Frontespizio di Ancora cercate ancora, con dedica |
Oggi Arturo Paoli compie cent’anni.
In un’altra Italia, sarebbe festeggiato come uno dei più grandi uomini della nazione. Nell’Italia che abbiamo è una antica quercia solitaria, che parla con voce ferma ma sottile solo ai pochi che hanno voglia di ascoltarla.

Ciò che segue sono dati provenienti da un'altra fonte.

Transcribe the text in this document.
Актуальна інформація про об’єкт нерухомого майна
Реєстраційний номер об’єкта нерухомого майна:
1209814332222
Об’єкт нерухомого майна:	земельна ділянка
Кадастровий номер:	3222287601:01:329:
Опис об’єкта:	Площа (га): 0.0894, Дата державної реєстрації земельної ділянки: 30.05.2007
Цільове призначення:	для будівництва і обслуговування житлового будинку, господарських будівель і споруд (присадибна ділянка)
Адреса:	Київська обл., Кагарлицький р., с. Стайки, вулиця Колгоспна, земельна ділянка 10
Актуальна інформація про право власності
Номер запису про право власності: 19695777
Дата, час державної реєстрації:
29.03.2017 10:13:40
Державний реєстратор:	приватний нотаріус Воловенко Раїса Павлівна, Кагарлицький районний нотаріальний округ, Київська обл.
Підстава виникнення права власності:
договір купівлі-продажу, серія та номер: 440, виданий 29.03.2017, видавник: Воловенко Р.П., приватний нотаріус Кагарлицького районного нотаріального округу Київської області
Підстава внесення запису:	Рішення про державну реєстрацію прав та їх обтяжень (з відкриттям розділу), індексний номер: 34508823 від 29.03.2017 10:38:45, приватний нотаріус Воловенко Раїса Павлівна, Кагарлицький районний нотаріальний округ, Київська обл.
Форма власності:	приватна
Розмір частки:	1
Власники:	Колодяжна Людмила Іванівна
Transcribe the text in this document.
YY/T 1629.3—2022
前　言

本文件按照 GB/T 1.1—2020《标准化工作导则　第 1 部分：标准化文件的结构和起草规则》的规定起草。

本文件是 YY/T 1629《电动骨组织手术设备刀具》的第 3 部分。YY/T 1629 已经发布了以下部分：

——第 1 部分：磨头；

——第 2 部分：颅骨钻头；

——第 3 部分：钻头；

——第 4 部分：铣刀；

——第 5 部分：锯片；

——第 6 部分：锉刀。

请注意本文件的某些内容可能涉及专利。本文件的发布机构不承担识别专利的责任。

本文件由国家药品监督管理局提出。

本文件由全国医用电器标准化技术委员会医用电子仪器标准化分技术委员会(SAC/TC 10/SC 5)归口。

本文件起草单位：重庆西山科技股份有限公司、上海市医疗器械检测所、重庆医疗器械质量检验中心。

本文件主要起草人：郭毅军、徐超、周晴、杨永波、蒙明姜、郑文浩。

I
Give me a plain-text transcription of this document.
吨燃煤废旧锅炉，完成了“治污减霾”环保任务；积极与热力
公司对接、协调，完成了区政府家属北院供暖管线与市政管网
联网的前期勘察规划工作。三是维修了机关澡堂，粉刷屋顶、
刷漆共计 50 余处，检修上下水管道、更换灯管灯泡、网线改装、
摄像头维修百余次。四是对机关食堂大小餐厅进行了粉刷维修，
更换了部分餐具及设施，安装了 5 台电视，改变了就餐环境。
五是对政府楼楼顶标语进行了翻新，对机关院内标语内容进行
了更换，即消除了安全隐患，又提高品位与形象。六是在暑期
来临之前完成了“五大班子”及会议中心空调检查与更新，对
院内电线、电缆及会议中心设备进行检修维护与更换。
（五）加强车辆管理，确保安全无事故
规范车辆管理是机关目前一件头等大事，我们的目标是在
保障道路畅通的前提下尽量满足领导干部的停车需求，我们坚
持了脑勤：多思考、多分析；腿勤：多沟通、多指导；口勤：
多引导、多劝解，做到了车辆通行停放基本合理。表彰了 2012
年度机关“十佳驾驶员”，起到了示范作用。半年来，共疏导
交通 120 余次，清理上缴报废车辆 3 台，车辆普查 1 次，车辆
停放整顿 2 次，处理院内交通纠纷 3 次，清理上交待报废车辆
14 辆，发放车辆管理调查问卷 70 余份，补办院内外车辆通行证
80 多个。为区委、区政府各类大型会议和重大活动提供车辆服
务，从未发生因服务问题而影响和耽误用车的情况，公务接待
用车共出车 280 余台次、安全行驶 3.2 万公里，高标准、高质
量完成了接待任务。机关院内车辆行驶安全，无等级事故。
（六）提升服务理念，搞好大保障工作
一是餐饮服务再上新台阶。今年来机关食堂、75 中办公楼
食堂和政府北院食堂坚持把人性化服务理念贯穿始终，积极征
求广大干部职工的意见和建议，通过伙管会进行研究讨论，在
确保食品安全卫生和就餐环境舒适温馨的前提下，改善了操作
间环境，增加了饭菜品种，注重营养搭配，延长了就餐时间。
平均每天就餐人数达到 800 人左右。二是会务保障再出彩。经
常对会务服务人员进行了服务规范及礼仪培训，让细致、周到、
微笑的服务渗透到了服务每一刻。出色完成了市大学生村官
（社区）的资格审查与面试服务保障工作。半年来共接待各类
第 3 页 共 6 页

Una delle cose che mi interessano da un po’ è la possibilità di incontro tra credenti ed atei. Mi pare che questo incontro sia possibile in due dimensioni, che non so come e quanto siano conciliabili: la mistica e la prassi. La mistica, poiché Dio può essere una consolazione dell’io, il sostegno e puntello metafisico del soggetto – e il mistico e l’ateo possono procedere insieme verso il “Dio prima di Dio”. La prassi, perché anche l’ateo può riconoscere quel Dio-nei-poveri che Vivekananda e Gandhi chiamavano Daridranarayana. Fratel Arturo è uno di quei pensatori religiosi con i quali un ateo può dialogare sulla base della prassi. In Camminando s’apre cammino (Cittadella, Assisi 1994) afferma che la divisione dei cristiani sta nel pensare Cristo “attraverso la filosofia dell’essere o attraverso la filosofia della prassi” (p. 52). E cosa significhi pensarlo attraverso la filosofia della prassi è presto detto:
Prima di parlare di pace e di unione, esci, amico, e osserva attentamente se sulla tua porta è scritto: – Qui non c’è posto per i poveri -, perché se è così, il discorso è falsificato non dall’intenzione, ma dalla scelta. Ci scandalizzano i politici imbroglioni, ma l’imbroglio di noi cristiani può essere più sottile perché va alla radice della coscienza. Se chiedi a un religioso chi è Cristo, magari ti risponde con un’eloquenza fantastica; se gli chiedi che cosa fa il Cristo oggi nel mondo, nella storia, potrebbe balbettare come un bambino. (ivi, p. 61)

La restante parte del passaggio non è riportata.